60歳の定年を迎えて「退職」を選ぶ人が15%、「継続雇用」が85%
65歳まで働ける制度はできている
サラリーマンの定年前後の働き方については、「高年齢者雇用安定法」という法律が基本になります。
高年齢者雇用安定法では、“65歳までの安定した雇用を確保するため、企業に「定年制の廃止」や「定年の引上げ」、「継続雇用制度の導入」のいずれかの措置”を求めています。
つまり、正社員の人は、65歳までは働けるように制度が準備されています。
厚労省がまとめた、2019年6月時点での報告をもとにして、定年前後の働き方の選択を見てみましょう。
99.8%の企業が制度を導入済み
厚労省による、2019年の集計には、16万1,378社が報告を寄せています。
高年齢者雇用安定法が求めている、「高年齢者の雇用を確保するための措置」を導入している企業は、このうちの99.8%でした。
ほぼ、すべての企業で、65歳まで働くための制度が用意されていることになります。
65歳まで安心して働ける企業は2割しかない
しかし、「高年齢者雇用安定法があるから、65歳までは何も考えなくて良い」というわけには行きません。
なぜなら、65歳まで安心して働ける「定年の引上げ」や「定年制の廃止」を導入している企業は、全体の2割ほどしかないからです。
残りの8割弱の企業は、「継続雇用制度」を導入しています。
「継続雇用制度」では60歳に節目がある
多くの企業が導入している「継続雇用制度」とは、どんな制度なのでしょうか。
基本的には、定年は従来どおり「60歳」としています。
そして、それ以降は新たに雇用契約を結びなおすというものです。
定年以降は新たな契約になりますから、身分や給与、働き方などはこれまで通りではありません。
例えば、正社員の身分を離れて、これまでよりも安い給与で、慣れない仕事をしなければならない可能性もゼロではありません。
また、社員には「継続雇用契約をせずに、そのまま定年退職する」という選択もあります。
実際に、集計を見ると、60歳に定年を迎えた人のうち15%は、そのまま定年退職しています。
65歳まで働ける継続雇用制度が用意されていても、全員が同じ会社で働き続けることを選択しているのではありません。
他社に転職したり、自分で起業する人も含めてですが、65歳まで働けるのに、60歳で会社を辞める人が15%もいるということは覚えておいて良いでしょう。
なお、0.2%というわずかな数ですが、「継続雇用を希望したが、雇用されなかった」という人もいます。
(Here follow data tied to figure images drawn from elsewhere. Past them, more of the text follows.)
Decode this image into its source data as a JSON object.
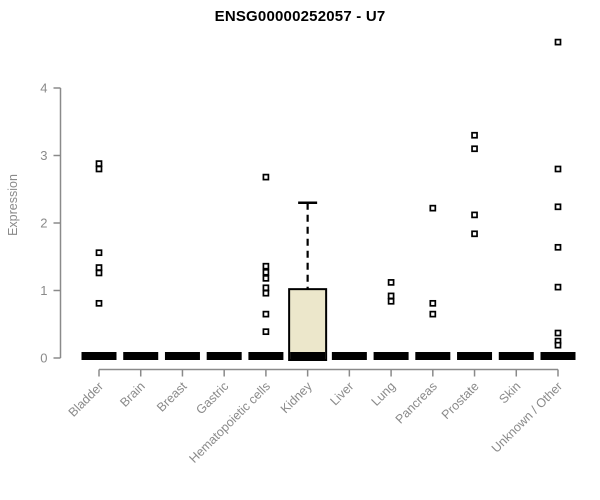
{
  "chart_data": {
    "type": "boxplot",
    "title": "ENSG00000252057 - U7",
    "xlabel": "",
    "ylabel": "Expression",
    "yticks": [
      0,
      1,
      2,
      3,
      4
    ],
    "ylim": [
      0,
      4.8
    ],
    "grid": false,
    "legend": false,
    "categories": [
      "Bladder",
      "Brain",
      "Breast",
      "Gastric",
      "Hematopoietic cells",
      "Kidney",
      "Liver",
      "Lung",
      "Pancreas",
      "Prostate",
      "Skin",
      "Unknown / Other"
    ],
    "series": [
      {
        "category": "Bladder",
        "median": 0,
        "q1": 0,
        "q3": 0,
        "whisker_low": 0,
        "whisker_high": 0,
        "outliers": [
          2.88,
          2.8,
          1.56,
          1.34,
          1.26,
          0.81
        ]
      },
      {
        "category": "Brain",
        "median": 0,
        "q1": 0,
        "q3": 0,
        "whisker_low": 0,
        "whisker_high": 0,
        "outliers": []
      },
      {
        "category": "Breast",
        "median": 0,
        "q1": 0,
        "q3": 0,
        "whisker_low": 0,
        "whisker_high": 0,
        "outliers": []
      },
      {
        "category": "Gastric",
        "median": 0,
        "q1": 0,
        "q3": 0,
        "whisker_low": 0,
        "whisker_high": 0,
        "outliers": []
      },
      {
        "category": "Hematopoietic cells",
        "median": 0,
        "q1": 0,
        "q3": 0,
        "whisker_low": 0,
        "whisker_high": 0,
        "outliers": [
          2.68,
          1.36,
          1.27,
          1.18,
          1.04,
          0.96,
          0.65,
          0.39
        ]
      },
      {
        "category": "Kidney",
        "median": 0,
        "q1": 0,
        "q3": 1.02,
        "whisker_low": 0,
        "whisker_high": 2.3,
        "outliers": []
      },
      {
        "category": "Liver",
        "median": 0,
        "q1": 0,
        "q3": 0,
        "whisker_low": 0,
        "whisker_high": 0,
        "outliers": []
      },
      {
        "category": "Lung",
        "median": 0,
        "q1": 0,
        "q3": 0,
        "whisker_low": 0,
        "whisker_high": 0,
        "outliers": [
          1.12,
          0.92,
          0.84
        ]
      },
      {
        "category": "Pancreas",
        "median": 0,
        "q1": 0,
        "q3": 0,
        "whisker_low": 0,
        "whisker_high": 0,
        "outliers": [
          2.22,
          0.81,
          0.65
        ]
      },
      {
        "category": "Prostate",
        "median": 0,
        "q1": 0,
        "q3": 0,
        "whisker_low": 0,
        "whisker_high": 0,
        "outliers": [
          3.3,
          3.1,
          2.12,
          1.84
        ]
      },
      {
        "category": "Skin",
        "median": 0,
        "q1": 0,
        "q3": 0,
        "whisker_low": 0,
        "whisker_high": 0,
        "outliers": []
      },
      {
        "category": "Unknown / Other",
        "median": 0,
        "q1": 0,
        "q3": 0,
        "whisker_low": 0,
        "whisker_high": 0,
        "outliers": [
          4.68,
          2.8,
          2.24,
          1.64,
          1.05,
          0.37,
          0.25,
          0.19
        ]
      }
    ],
    "colors": {
      "box_fill": "#ece7cb",
      "box_stroke": "#000000",
      "zero_bar": "#000000",
      "outlier_stroke": "#000000",
      "outlier_fill": "#ffffff",
      "axis": "#8a8a8a",
      "tick_label": "#8a8a8a",
      "title": "#000000"
    }
  }
}
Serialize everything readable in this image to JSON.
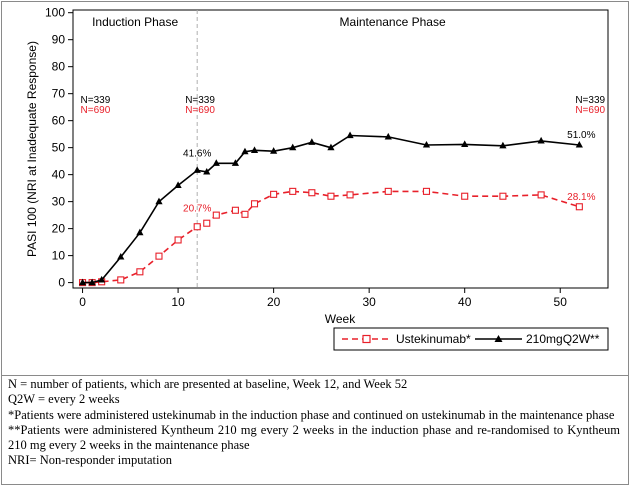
{
  "chart_data": {
    "type": "line",
    "xlabel": "Week",
    "ylabel": "PASI 100 (NRI at Inadequate Response)",
    "xlim": [
      -1,
      55
    ],
    "ylim": [
      -2,
      101
    ],
    "x_ticks": [
      0,
      10,
      20,
      30,
      40,
      50
    ],
    "y_ticks": [
      0,
      10,
      20,
      30,
      40,
      50,
      60,
      70,
      80,
      90,
      100
    ],
    "grid": false,
    "legend_position": "bottom-right",
    "phase_divider_week": 12,
    "phase_labels": [
      "Induction Phase",
      "Maintenance Phase"
    ],
    "series": [
      {
        "name": "Ustekinumab*",
        "color": "#e8202a",
        "marker": "open-square",
        "line_style": "dashed",
        "x": [
          0,
          1,
          2,
          4,
          6,
          8,
          10,
          12,
          13,
          14,
          16,
          17,
          18,
          20,
          22,
          24,
          26,
          28,
          32,
          36,
          40,
          44,
          48,
          52
        ],
        "values": [
          0,
          0,
          0.3,
          1,
          4,
          9.8,
          15.8,
          20.7,
          22,
          25,
          26.8,
          25.3,
          29.2,
          32.7,
          33.8,
          33.3,
          32,
          32.5,
          33.8,
          33.8,
          32,
          32,
          32.5,
          28.1
        ]
      },
      {
        "name": "210mgQ2W**",
        "color": "#000000",
        "marker": "filled-triangle",
        "line_style": "solid",
        "x": [
          0,
          1,
          2,
          4,
          6,
          8,
          10,
          12,
          13,
          14,
          16,
          17,
          18,
          20,
          22,
          24,
          26,
          28,
          32,
          36,
          40,
          44,
          48,
          52
        ],
        "values": [
          0,
          0,
          1,
          9.5,
          18.5,
          30,
          36,
          41.6,
          41,
          44.2,
          44.2,
          48.5,
          49,
          48.7,
          50,
          52,
          50,
          54.5,
          54,
          51,
          51.2,
          50.7,
          52.5,
          51
        ]
      }
    ],
    "annotations": [
      {
        "text": "41.6%",
        "x": 12,
        "y": 41.6,
        "series": "210mgQ2W**"
      },
      {
        "text": "20.7%",
        "x": 12,
        "y": 20.7,
        "series": "Ustekinumab*"
      },
      {
        "text": "51.0%",
        "x": 52,
        "y": 51,
        "series": "210mgQ2W**"
      },
      {
        "text": "28.1%",
        "x": 52,
        "y": 28.1,
        "series": "Ustekinumab*"
      }
    ],
    "n_labels": [
      {
        "week": 0,
        "black": "N=339",
        "red": "N=690"
      },
      {
        "week": 12,
        "black": "N=339",
        "red": "N=690"
      },
      {
        "week": 52,
        "black": "N=339",
        "red": "N=690"
      }
    ]
  },
  "footnotes": [
    "N = number of patients, which are presented at baseline, Week 12, and Week 52",
    "Q2W = every 2 weeks",
    "*Patients were administered ustekinumab in the induction phase and continued on ustekinumab in the maintenance phase",
    "**Patients were administered Kyntheum 210 mg every 2 weeks in the induction phase and re-randomised to Kyntheum 210 mg every 2 weeks in the maintenance phase",
    "NRI= Non-responder imputation"
  ]
}
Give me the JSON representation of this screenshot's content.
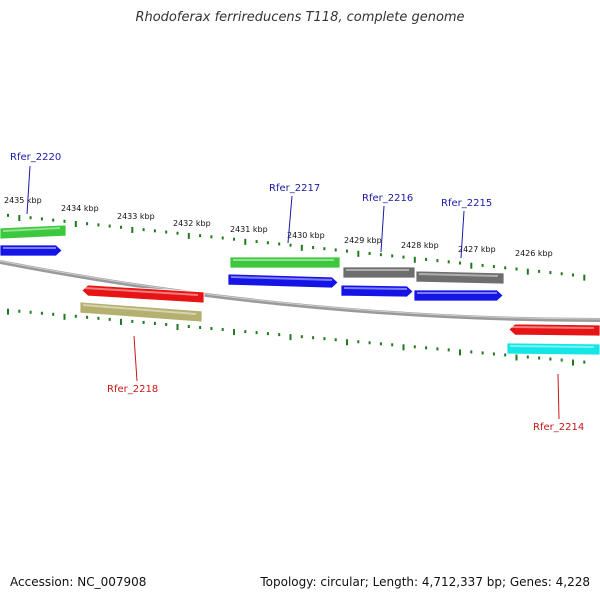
{
  "title": "Rhodoferax ferrireducens T118, complete genome",
  "footer": {
    "accession": "Accession: NC_007908",
    "summary": "Topology: circular; Length: 4,712,337 bp; Genes: 4,228"
  },
  "colors": {
    "backbone": "#808080",
    "ticks": "#1e7a1e",
    "forward_label": "#1a1aa8",
    "reverse_label": "#c81818",
    "green": "#3cc83c",
    "blue": "#1414e6",
    "gray": "#6e6e6e",
    "red": "#e61414",
    "olive": "#b4b070",
    "cyan": "#14e6e6"
  },
  "scale_labels": [
    "2435 kbp",
    "2434 kbp",
    "2433 kbp",
    "2432 kbp",
    "2431 kbp",
    "2430 kbp",
    "2429 kbp",
    "2428 kbp",
    "2427 kbp",
    "2426 kbp"
  ],
  "gene_labels": [
    {
      "text": "Rfer_2220",
      "strand": "forward"
    },
    {
      "text": "Rfer_2217",
      "strand": "forward"
    },
    {
      "text": "Rfer_2216",
      "strand": "forward"
    },
    {
      "text": "Rfer_2215",
      "strand": "forward"
    },
    {
      "text": "Rfer_2218",
      "strand": "reverse"
    },
    {
      "text": "Rfer_2214",
      "strand": "reverse"
    }
  ]
}
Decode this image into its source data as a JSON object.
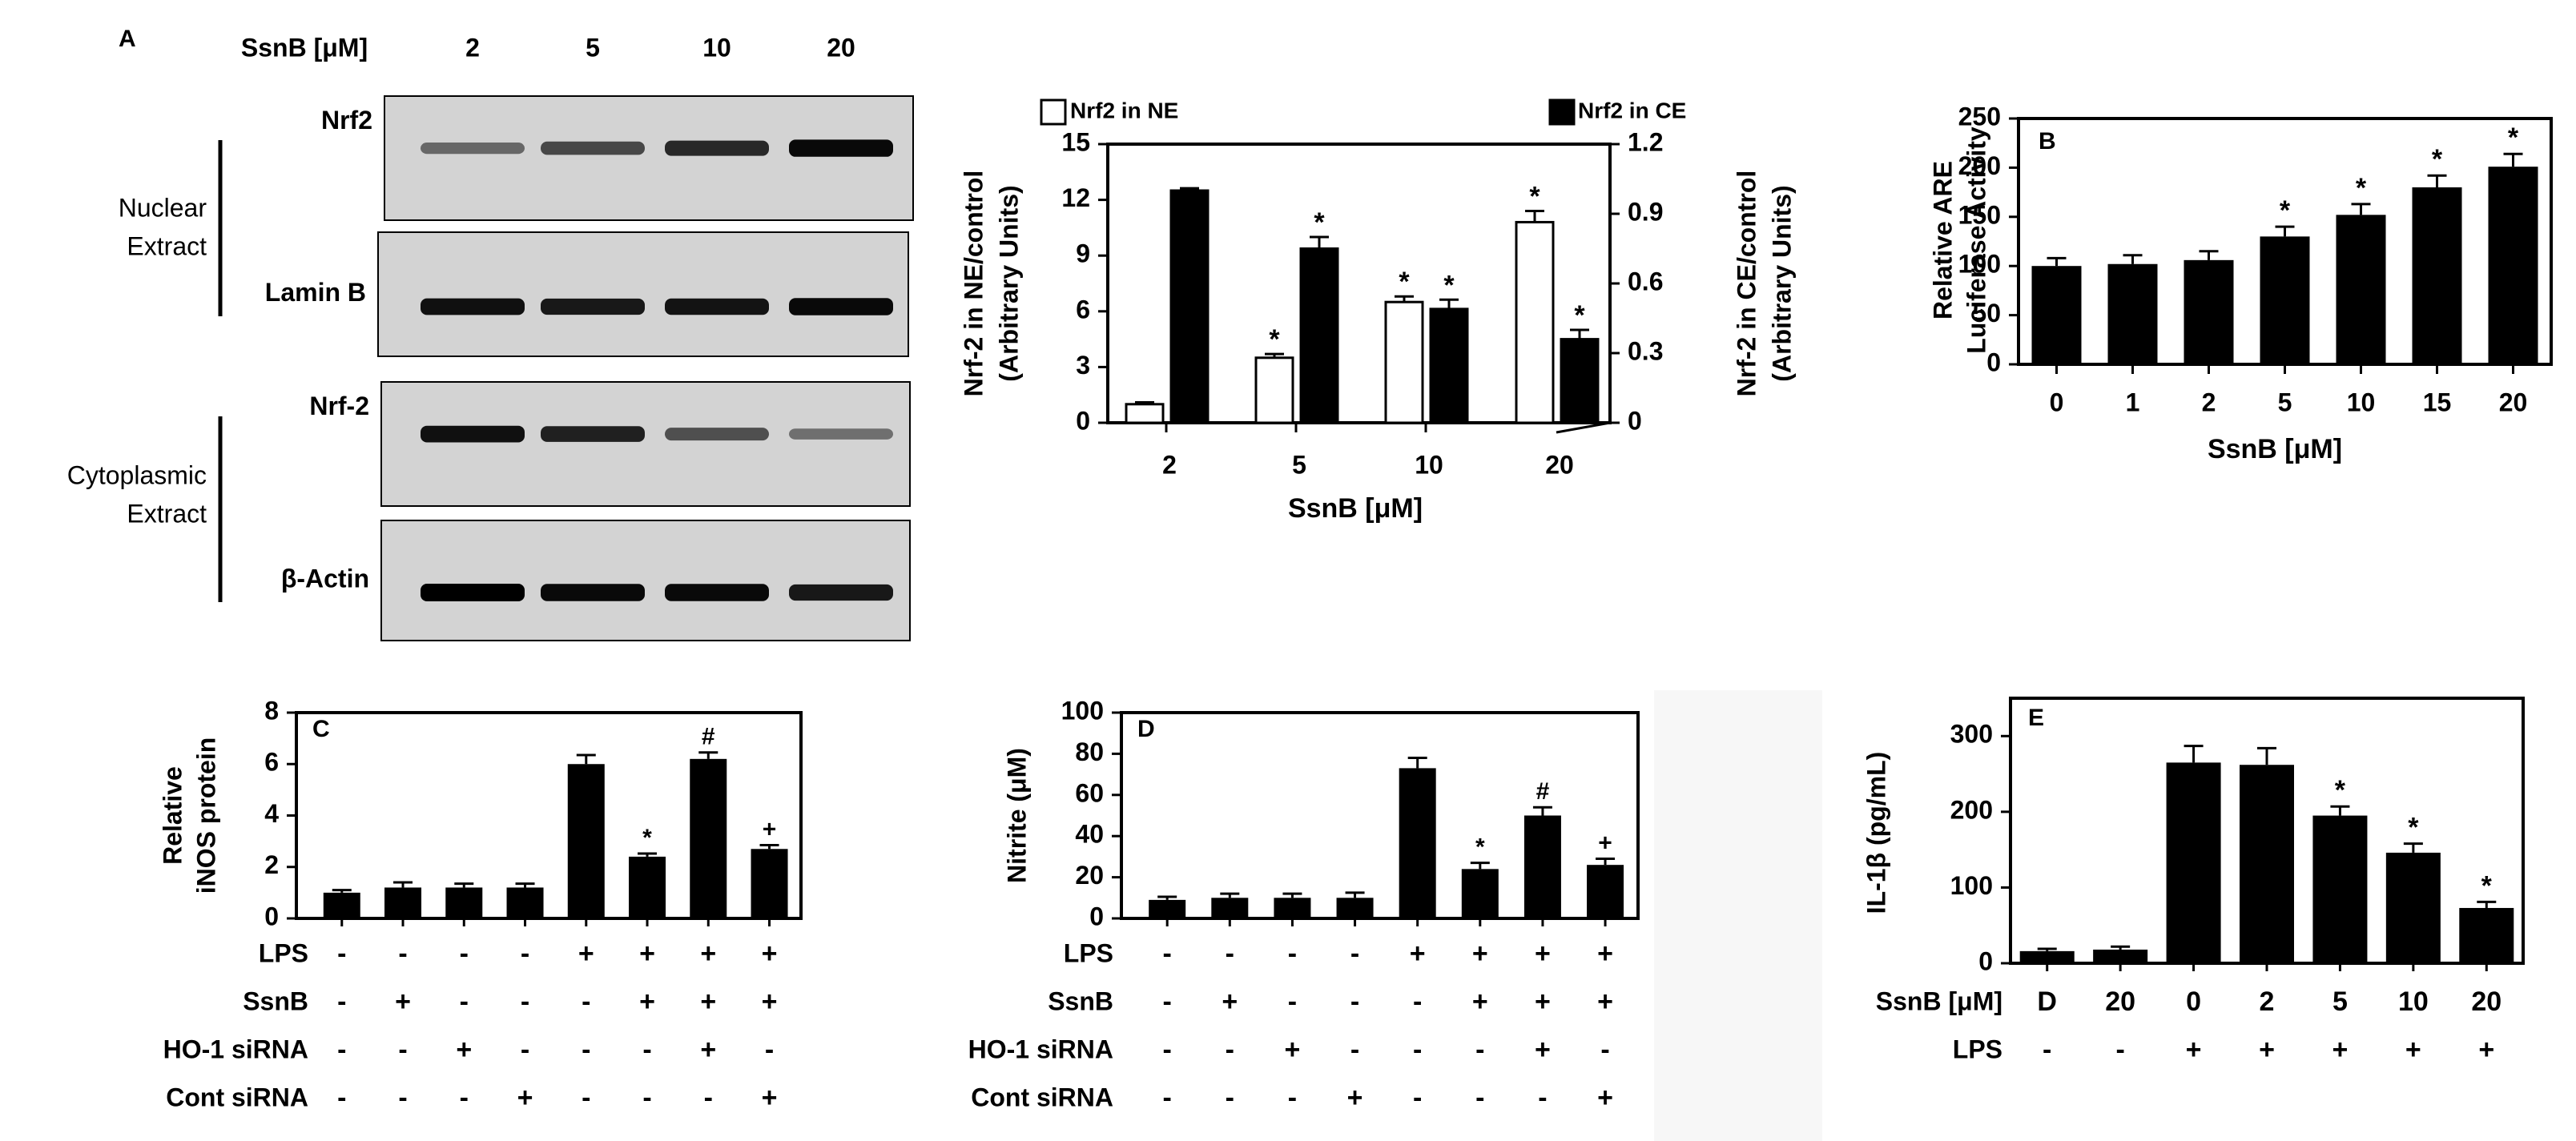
{
  "panel_labels": {
    "A": "A",
    "B": "B",
    "C": "C",
    "D": "D",
    "E": "E"
  },
  "western_blot": {
    "dose_label": "SsnB [μM]",
    "doses": [
      "2",
      "5",
      "10",
      "20"
    ],
    "group_nuclear": [
      "Nuclear",
      "Extract"
    ],
    "group_cytoplasmic": [
      "Cytoplasmic",
      "Extract"
    ],
    "bands": [
      {
        "label": "Nrf2",
        "intensity": [
          0.35,
          0.55,
          0.75,
          0.95
        ]
      },
      {
        "label": "Lamin B",
        "intensity": [
          0.9,
          0.85,
          0.88,
          0.95
        ]
      },
      {
        "label": "Nrf-2",
        "intensity": [
          0.9,
          0.8,
          0.5,
          0.3
        ]
      },
      {
        "label": "β-Actin",
        "intensity": [
          1.0,
          0.95,
          0.95,
          0.85
        ]
      }
    ]
  },
  "colors": {
    "bar": "#000000",
    "axis": "#000000",
    "blot_bg": "#d3d3d3",
    "open_bar": "#ffffff"
  },
  "chart_data": [
    {
      "id": "A-quant",
      "type": "bar",
      "categories": [
        "2",
        "5",
        "10",
        "20"
      ],
      "xlabel": "SsnB [μM]",
      "ylabel_left": [
        "Nrf-2 in NE/control",
        "(Arbitrary Units)"
      ],
      "ylabel_right": [
        "Nrf-2 in CE/control",
        "(Arbitrary Units)"
      ],
      "ylim_left": [
        0,
        15
      ],
      "yticks_left": [
        "0",
        "3",
        "6",
        "9",
        "12",
        "15"
      ],
      "ylim_right": [
        0,
        1.2
      ],
      "yticks_right": [
        "0",
        "0.3",
        "0.6",
        "0.9",
        "1.2"
      ],
      "legend": [
        "Nrf2 in NE",
        "Nrf2 in CE"
      ],
      "series": [
        {
          "name": "Nrf2 in NE",
          "axis": "left",
          "fill": "white",
          "values": [
            1.0,
            3.5,
            6.5,
            10.8
          ],
          "errors": [
            0.1,
            0.2,
            0.3,
            0.6
          ],
          "stars": [
            "",
            "*",
            "*",
            "*"
          ]
        },
        {
          "name": "Nrf2 in CE",
          "axis": "right",
          "fill": "black",
          "values": [
            1.0,
            0.75,
            0.49,
            0.36
          ],
          "errors": [
            0.01,
            0.05,
            0.04,
            0.04
          ],
          "stars": [
            "",
            "*",
            "*",
            "*"
          ]
        }
      ]
    },
    {
      "id": "B",
      "type": "bar",
      "categories": [
        "0",
        "1",
        "2",
        "5",
        "10",
        "15",
        "20"
      ],
      "values": [
        100,
        102,
        106,
        130,
        152,
        180,
        201
      ],
      "errors": [
        8,
        9,
        9,
        10,
        11,
        12,
        13
      ],
      "stars": [
        "",
        "",
        "",
        "*",
        "*",
        "*",
        "*"
      ],
      "xlabel": "SsnB [μM]",
      "ylabel": [
        "Relative ARE",
        "Luciferase Activity"
      ],
      "ylim": [
        0,
        250
      ],
      "yticks": [
        "0",
        "50",
        "100",
        "150",
        "200",
        "250"
      ]
    },
    {
      "id": "C",
      "type": "bar",
      "values": [
        1.0,
        1.2,
        1.2,
        1.2,
        6.0,
        2.4,
        6.2,
        2.7
      ],
      "errors": [
        0.1,
        0.2,
        0.15,
        0.15,
        0.35,
        0.12,
        0.25,
        0.15
      ],
      "stars": [
        "",
        "",
        "",
        "",
        "",
        "*",
        "#",
        "+"
      ],
      "ylabel": [
        "Relative",
        "iNOS protein"
      ],
      "ylim": [
        0,
        8
      ],
      "yticks": [
        "0",
        "2",
        "4",
        "6",
        "8"
      ],
      "rows": [
        {
          "label": "LPS",
          "signs": [
            "-",
            "-",
            "-",
            "-",
            "+",
            "+",
            "+",
            "+"
          ]
        },
        {
          "label": "SsnB",
          "signs": [
            "-",
            "+",
            "-",
            "-",
            "-",
            "+",
            "+",
            "+"
          ]
        },
        {
          "label": "HO-1 siRNA",
          "signs": [
            "-",
            "-",
            "+",
            "-",
            "-",
            "-",
            "+",
            "-"
          ]
        },
        {
          "label": "Cont siRNA",
          "signs": [
            "-",
            "-",
            "-",
            "+",
            "-",
            "-",
            "-",
            "+"
          ]
        }
      ]
    },
    {
      "id": "D",
      "type": "bar",
      "values": [
        9,
        10,
        10,
        10,
        73,
        24,
        50,
        26
      ],
      "errors": [
        1.5,
        2,
        2,
        2.5,
        5,
        3,
        4,
        3
      ],
      "stars": [
        "",
        "",
        "",
        "",
        "",
        "*",
        "#",
        "+"
      ],
      "ylabel": [
        "Nitrite (μM)"
      ],
      "ylim": [
        0,
        100
      ],
      "yticks": [
        "0",
        "20",
        "40",
        "60",
        "80",
        "100"
      ],
      "rows": [
        {
          "label": "LPS",
          "signs": [
            "-",
            "-",
            "-",
            "-",
            "+",
            "+",
            "+",
            "+"
          ]
        },
        {
          "label": "SsnB",
          "signs": [
            "-",
            "+",
            "-",
            "-",
            "-",
            "+",
            "+",
            "+"
          ]
        },
        {
          "label": "HO-1 siRNA",
          "signs": [
            "-",
            "-",
            "+",
            "-",
            "-",
            "-",
            "+",
            "-"
          ]
        },
        {
          "label": "Cont siRNA",
          "signs": [
            "-",
            "-",
            "-",
            "+",
            "-",
            "-",
            "-",
            "+"
          ]
        }
      ]
    },
    {
      "id": "E",
      "type": "bar",
      "values": [
        16,
        18,
        265,
        262,
        195,
        146,
        73
      ],
      "errors": [
        3,
        4,
        22,
        22,
        12,
        12,
        8
      ],
      "stars": [
        "",
        "",
        "",
        "",
        "*",
        "*",
        "*"
      ],
      "ylabel": [
        "IL-1β (pg/mL)"
      ],
      "ylim": [
        0,
        350
      ],
      "yticks": [
        "0",
        "100",
        "200",
        "300"
      ],
      "rows": [
        {
          "label": "SsnB [μM]",
          "signs": [
            "D",
            "20",
            "0",
            "2",
            "5",
            "10",
            "20"
          ]
        },
        {
          "label": "LPS",
          "signs": [
            "-",
            "-",
            "+",
            "+",
            "+",
            "+",
            "+"
          ]
        }
      ]
    }
  ]
}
現在は、基本的に全員を継続雇用することになっていますが、一部の企業では経過措置として継続雇用の対象者を限定することができます。
ごくわずかですが、そういう可能性もあるということは認識しておきましょう。
年金が貰える「65歳」までは収入を維持しよう
定年前後の働き方を決めるときには、どのような順番で考えれば良いのでしょうか。
まず、自分の年金の支給開始が何歳なのか確認してください。
あなたが、1961年4月2日以降に生まれた男性、または、1966年4月2日以降に生まれた女性であれば、年金の支給開始は「65歳」です。
それまでは年金は当てにできません。
年金の支給開始までは働くつもりでいましょう。
多少、経済的に余裕があっても、60代で生活費に使ってしまっては将来が心配です。
早期退職を考えているならば、年金開始時にどれぐらい貯金があるのか、慎重に検討する必要があります。
60歳で今の会社を辞めるにしても、転職や起業など、収入を得る方法を探しましょう。
「就業規則」で定年の年齢を確認しよう
次に、自社の「就業規則」を見てみましょう。
そして、定年に関する項目を探します。
これで、自分が勤めている会社の定年の年齢が分かります。
65歳定年の企業であれば、「従業員の定年は満65歳とし、65歳に達した年度の末日をもって退職とする」という意味のことが書かれています。
継続雇用制度の場合は「従業員の定年は満60歳とし、60歳に達した年度の末日をもって退職とする。ただし、本人が希望し、解雇事由又は退職事由に該当しない者については65歳まで継続雇用する」と書かれています。
経過措置をとっている企業の場合は、次のような項目も書かれているはずです。
- 引き続き勤務することを希望している者
- 過去×年間の出勤率が×%以上の者
- 直近の健康診断の結果、業務遂行に問題がないこと
もし、就業規則だけで判断がつかなかったら、会社の総務部門に問い合わせてみましょう。
なお、具体的に継続雇用になった場合は、どのような制度があり、どんな選択ができるのかは、すでに60歳を過ぎた職場の先輩方の働き方を見るとイメージしやすいでしょう。
実際に規則がどのように運営されているのかを知る生き証人ですから、お話を聞いてみる価値はあります。